Дурной смертный искус вдруг подступил так близко. Одно мгновение…и…
Нет. Парфианов вскочил, затряс головой. Отречься от себя — эффектно и даже романтично. Для дураков. Он вцепился в поручень кровати. К чёрту романтику — через смерть ничего не изменить. А смерть он видел. Лицо покойного Лихтенштейна в гробу вспыхнуло в памяти пожелтевшим репринтом и погасло. Нет. Надо жить. Даже если не знаешь — зачем. Тем более — надо жить. Чтобы узнать. Он — узнает. Для такого, как он, это только слабость, непростительная и жалкая. Всеми силами ослабевшей воли Книжник старался вызвать в памяти его — своё откровение в горном ущелье, хоть отсвет, хоть промельк, хоть воспоминание. Боже, помоги мне… «Когда долго вглядываешься в пропасть, пропасть начинает вглядываться в тебя…» Не надо, мне и так страшно. Неожиданно вспомнил ночь над Книгой в пустом общежитии. «Прежде страдания моего я заблуждался, но теперь Слово Твоё храню…» «Постижение Истины должно быть выстрадано». Это и есть, пронеслась в нём неожиданно мысль — его страдание? Парфианов удивился. Нет, пожал он плечами, это просто тоска. Боль и напряжение отпустили, дурное желание смерти прошло.
Но тоска оставалась и сжимала все сильней. Медленно блеклея, из его памяти уходили аромат цветущей яблони, вкус родниковой воды, такты той мелодии, что помнил с детства. Он забыл прикосновения любимых рук и потерял способность любоваться полной луной и звёздным небом. И прижимаясь виском к чёрному морскому валуну на пустом пляже, страстно молил кого-то нездешнего: «Помоги мне…»

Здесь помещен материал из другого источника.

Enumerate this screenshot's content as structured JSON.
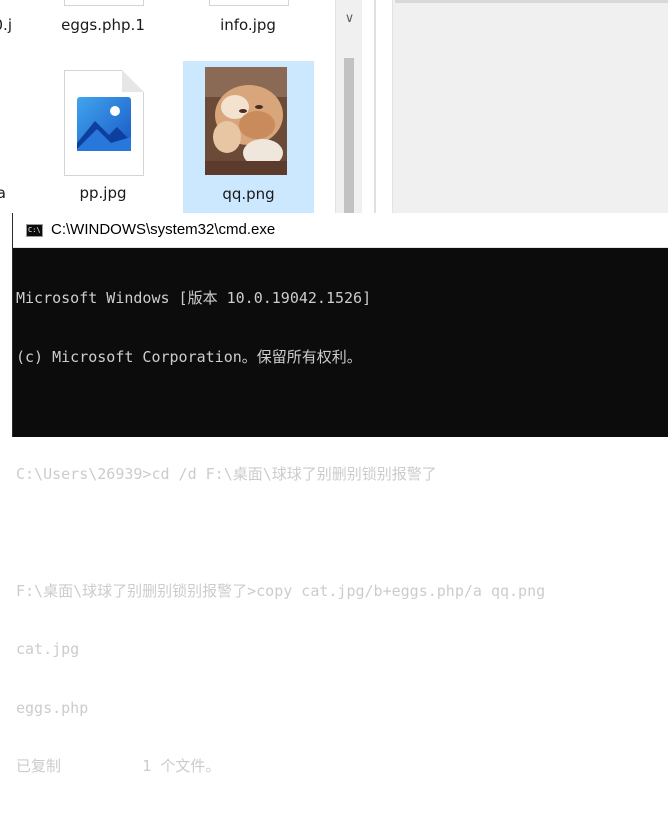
{
  "explorer": {
    "top_row": [
      {
        "label": "0.j"
      },
      {
        "label": "eggs.php.1"
      },
      {
        "label": "info.jpg"
      }
    ],
    "files": [
      {
        "label": "a",
        "icon": "partial-file-icon"
      },
      {
        "label": "pp.jpg",
        "icon": "image-file-icon"
      },
      {
        "label": "qq.png",
        "icon": "cat-thumbnail",
        "selected": true
      }
    ],
    "scrollbar": {
      "down_arrow": "∨"
    }
  },
  "cmd": {
    "title": "C:\\WINDOWS\\system32\\cmd.exe",
    "icon_text": "C:\\",
    "lines": [
      "Microsoft Windows [版本 10.0.19042.1526]",
      "(c) Microsoft Corporation。保留所有权利。",
      "",
      "C:\\Users\\26939>cd /d F:\\桌面\\球球了别删别锁别报警了",
      "",
      "F:\\桌面\\球球了别删别锁别报警了>copy cat.jpg/b+eggs.php/a qq.png",
      "cat.jpg",
      "eggs.php",
      "已复制         1 个文件。"
    ]
  },
  "colors": {
    "selection": "#cce8ff",
    "console_bg": "#0c0c0c",
    "console_text": "#cccccc",
    "image_icon_blue": "#1e6fd9"
  }
}
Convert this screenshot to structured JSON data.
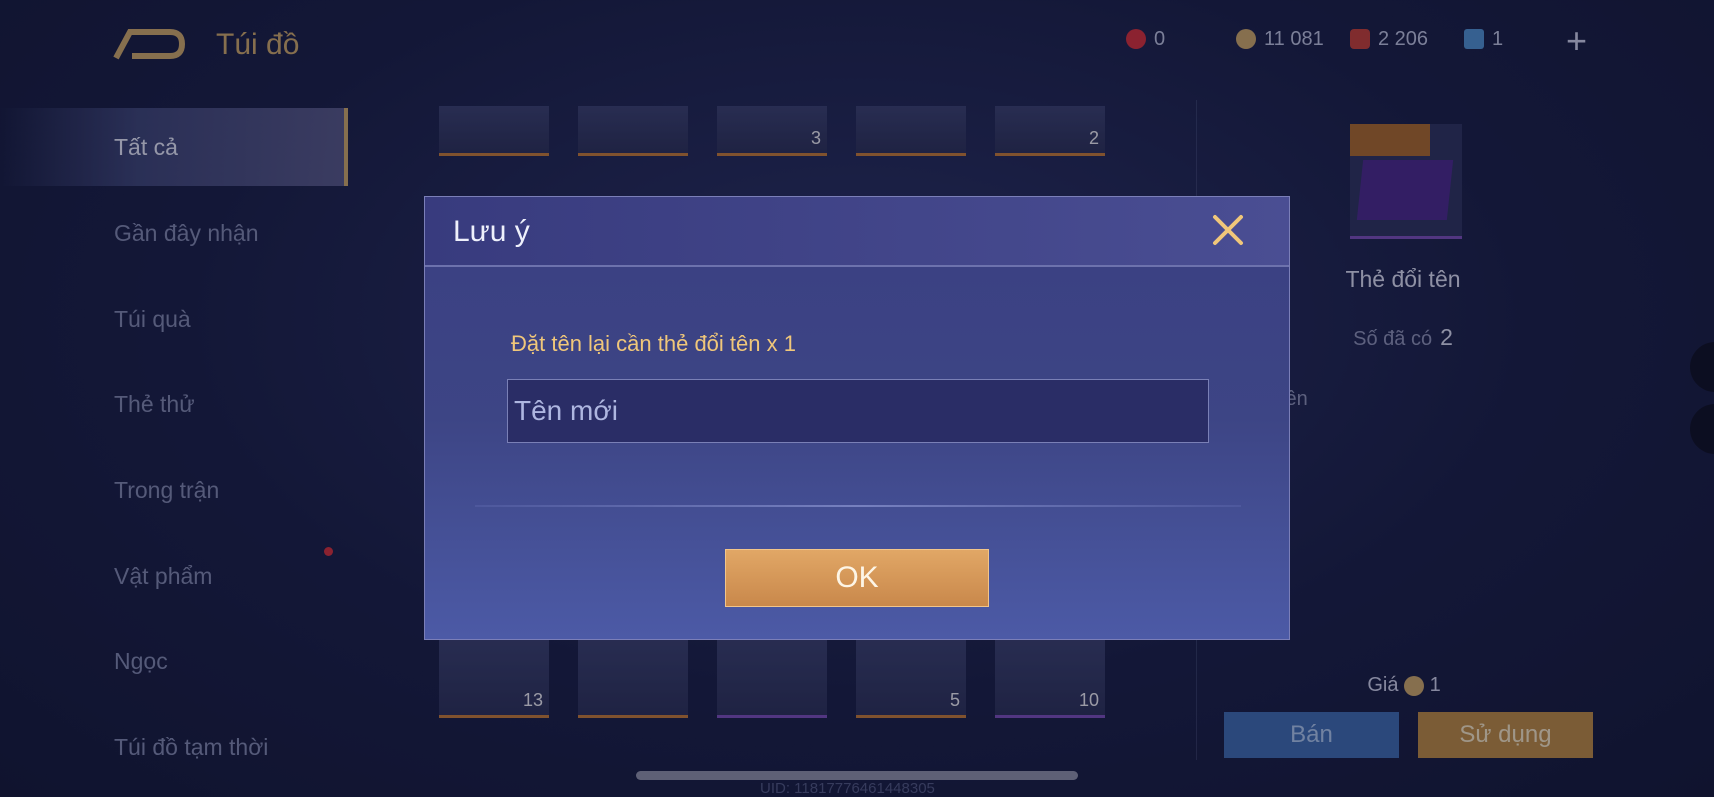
{
  "header": {
    "title": "Túi đồ",
    "currencies": [
      {
        "icon": "red-token-icon",
        "value": "0",
        "color": "#d2303c"
      },
      {
        "icon": "gold-coin-icon",
        "value": "11 081",
        "color": "#c9a66b"
      },
      {
        "icon": "red-gem-icon",
        "value": "2 206",
        "color": "#c0403a"
      },
      {
        "icon": "blue-card-icon",
        "value": "1",
        "color": "#4f8fd0"
      }
    ]
  },
  "sidebar": {
    "items": [
      {
        "label": "Tất cả"
      },
      {
        "label": "Gần đây nhận"
      },
      {
        "label": "Túi quà"
      },
      {
        "label": "Thẻ thử"
      },
      {
        "label": "Trong trận"
      },
      {
        "label": "Vật phẩm"
      },
      {
        "label": "Ngọc"
      },
      {
        "label": "Túi đồ tạm thời"
      }
    ]
  },
  "grid": {
    "top_counts": [
      "",
      "",
      "3",
      "",
      "2"
    ],
    "bottom_counts": [
      "13",
      "",
      "",
      "5",
      "10"
    ]
  },
  "detail": {
    "item_name": "Thẻ đổi tên",
    "owned_label": "Số đã có",
    "owned_count": "2",
    "desc_fragment": "i tên",
    "price_label": "Giá",
    "price_value": "1",
    "sell_label": "Bán",
    "use_label": "Sử dụng"
  },
  "dialog": {
    "title": "Lưu ý",
    "message": "Đặt tên lại cần thẻ đổi tên x 1",
    "input_placeholder": "Tên mới",
    "input_value": "",
    "ok_label": "OK"
  },
  "footer": {
    "uid": "UID: 11817776461448305"
  }
}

Волна набегала на берег и вспенивалась…
Глава 3
Между тем буйной и психопатичной волной нарастала и вспенивалась демократизация. Новые имена, новые люди, десятки одержимых свободолюбцев и честолюбцев, откровенных пройдох, мерзавцев и наивных чистеньких глупцов, словно бражники на свет фонаря, налетели в столицы, жужжали и бились о раскалённое стекло. Какие-то Гайдары, Травкины, Новодворские, Березовские и Жириновские — все орали, что-то предлагали, обливали друг друга потоками грязи и водой из стаканов, поносили партию и создавали свои, началась стрельба по подъездам, какие-то выборы, во мгновение ничем не приметные вчерашние товарищи с ягодицей вместо лица становились сказочными богачами, раздавались вопли зависти и какие-то ваучеры, возникали, как сказочные замки из звёздной пыли, какие-то чары-банки и экорамбурсы.